LinderTech Training may hit the road

New sponsor, Uni-Select, gauging interest in holding LinderTech training events in other cities.


John Cochrane and his wife Leah have been running the LinderTech Training program in Canada for the past 12 years.

After 12 years of organizing technician training in the Toronto area, shop owner John Cochrane may bring LinderTech training to other communities in Canada.

He’s working with parts distributor Uni-Select on the possibility of expanding the popular training event to new audiences.
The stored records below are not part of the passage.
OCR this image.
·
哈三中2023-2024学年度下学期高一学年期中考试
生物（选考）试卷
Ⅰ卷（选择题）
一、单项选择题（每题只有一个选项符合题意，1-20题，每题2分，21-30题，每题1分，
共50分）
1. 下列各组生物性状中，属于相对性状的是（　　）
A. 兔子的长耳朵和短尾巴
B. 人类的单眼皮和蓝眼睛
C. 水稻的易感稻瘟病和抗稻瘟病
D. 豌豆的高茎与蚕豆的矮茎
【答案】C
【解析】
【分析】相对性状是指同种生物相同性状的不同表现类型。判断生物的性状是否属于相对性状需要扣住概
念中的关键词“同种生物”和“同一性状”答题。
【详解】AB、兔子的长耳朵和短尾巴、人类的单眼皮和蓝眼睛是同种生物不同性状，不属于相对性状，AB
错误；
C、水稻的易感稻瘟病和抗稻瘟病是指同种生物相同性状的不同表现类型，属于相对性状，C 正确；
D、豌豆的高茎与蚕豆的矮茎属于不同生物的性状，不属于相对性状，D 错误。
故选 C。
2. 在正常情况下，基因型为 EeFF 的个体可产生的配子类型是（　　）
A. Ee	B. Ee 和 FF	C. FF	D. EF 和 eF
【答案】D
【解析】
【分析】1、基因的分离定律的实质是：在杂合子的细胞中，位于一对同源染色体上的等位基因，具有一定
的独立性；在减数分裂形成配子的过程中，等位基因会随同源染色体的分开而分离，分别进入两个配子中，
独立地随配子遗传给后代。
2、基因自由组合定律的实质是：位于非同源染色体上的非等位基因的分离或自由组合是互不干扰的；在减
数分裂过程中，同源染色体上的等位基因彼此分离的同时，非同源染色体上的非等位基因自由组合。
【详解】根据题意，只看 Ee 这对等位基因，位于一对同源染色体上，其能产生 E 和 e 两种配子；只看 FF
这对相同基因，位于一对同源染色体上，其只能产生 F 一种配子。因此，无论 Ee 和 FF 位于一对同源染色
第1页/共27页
Uni-Select sponsored the most recent event, held at Cochrane’s shop in the west end of Toronto and at a local conference centre on October 19-21. It attracted 25 technicians for hands-on Pico and Snap-on scope training with Jordan Coseni and Mark Lemay of AutoAide, a dozen shop owners for business management training with Bob Greenwood, and 75 technicians for a day of classroom theory with veteran trainers John Thornton and Scot Manna.
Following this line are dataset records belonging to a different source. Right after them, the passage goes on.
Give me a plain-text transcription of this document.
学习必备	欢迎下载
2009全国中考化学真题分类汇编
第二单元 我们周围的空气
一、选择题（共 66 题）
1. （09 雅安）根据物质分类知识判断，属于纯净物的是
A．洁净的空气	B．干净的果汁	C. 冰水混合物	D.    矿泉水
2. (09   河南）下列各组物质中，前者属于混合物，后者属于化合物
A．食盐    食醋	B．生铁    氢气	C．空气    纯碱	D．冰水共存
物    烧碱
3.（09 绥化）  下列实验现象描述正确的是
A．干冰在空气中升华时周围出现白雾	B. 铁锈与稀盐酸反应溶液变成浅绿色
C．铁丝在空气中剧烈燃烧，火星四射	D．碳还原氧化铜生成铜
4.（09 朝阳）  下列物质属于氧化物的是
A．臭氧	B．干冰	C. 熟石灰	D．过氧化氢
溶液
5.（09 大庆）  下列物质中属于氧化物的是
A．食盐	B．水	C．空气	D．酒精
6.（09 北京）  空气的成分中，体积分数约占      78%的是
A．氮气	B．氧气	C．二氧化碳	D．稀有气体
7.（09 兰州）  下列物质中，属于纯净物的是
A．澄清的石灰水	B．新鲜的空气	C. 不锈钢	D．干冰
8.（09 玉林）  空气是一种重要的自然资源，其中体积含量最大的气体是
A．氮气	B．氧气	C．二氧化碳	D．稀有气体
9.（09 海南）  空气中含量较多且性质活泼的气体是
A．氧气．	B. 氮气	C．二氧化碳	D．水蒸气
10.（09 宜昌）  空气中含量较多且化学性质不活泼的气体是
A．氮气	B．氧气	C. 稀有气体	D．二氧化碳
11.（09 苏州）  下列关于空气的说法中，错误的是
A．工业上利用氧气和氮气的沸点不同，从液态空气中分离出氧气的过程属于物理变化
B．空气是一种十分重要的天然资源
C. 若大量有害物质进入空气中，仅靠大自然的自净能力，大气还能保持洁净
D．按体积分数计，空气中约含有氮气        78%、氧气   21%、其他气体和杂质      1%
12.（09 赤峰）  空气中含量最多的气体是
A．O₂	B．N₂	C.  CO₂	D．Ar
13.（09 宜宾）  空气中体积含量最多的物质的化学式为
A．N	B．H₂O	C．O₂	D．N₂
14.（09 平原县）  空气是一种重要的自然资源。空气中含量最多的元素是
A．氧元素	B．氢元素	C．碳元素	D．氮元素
“This is the kind of training the industry needs,” he said. “Uni-Select has launched a research project to see if there’s a desire to run a Linder-type of concept in Atlantic Canada, Western Canada, the Pacific, and other locales in Ontario, not necessarily Toronto.”

Cochrane conceded it would be difficult to stage LinderTech training in French, but Uni-Select already has a strong training presence in Quebec, with a training facility that serves the province in both English and French.

Scot Manna delivers a class on “Figuring Out Fuel Trim” at this year’s LinderTech Training event in Toronto.

He has already completed at least one fact-finding trip to gauge jobber and repair shop interest. He and his wife Leah spent a week in Atlantic Canada discussing the idea with Uni-Select members there.

“I’ve been in the jobbing business all my life. The only way you get to know what people think is to get out of the office and knock on some doors. You have to sit down and talk with people,” he said. “Sending out emails about training never leads to anything.”

He said he’s about halfway through the research project and expects to have a final report ready by the end of the year.

“So far, I think it’s very viable and would work very well,” he said.

The big challenge are the popular hands-on flashing and scope classes, which are labor and resource intensive.

“Quite a few are interested in that type of training, but quality control is going to be huge,” he said. “You need to have all the right cars, and all the right equipment in working condition, updated and ready to go.”

Meanwhile, plans for next year’s LinderTech Training event are already underway. It will include a “connected car” class, led by Colorado-based shop owner Donny Seyfer.

“It will be a two-day class, with one day in the shop and one day in the conference centre,” Cochrane says. “We’ll be working with advanced driver assistance systems (ADAS), setting them up, and getting to know and understand them. It will be a real state-of-the-art program that is truly forward-looking. There is a hell of a lot of electronics involved in those systems.”

About 75 students turned out for LinderTech Training in Toronto in October.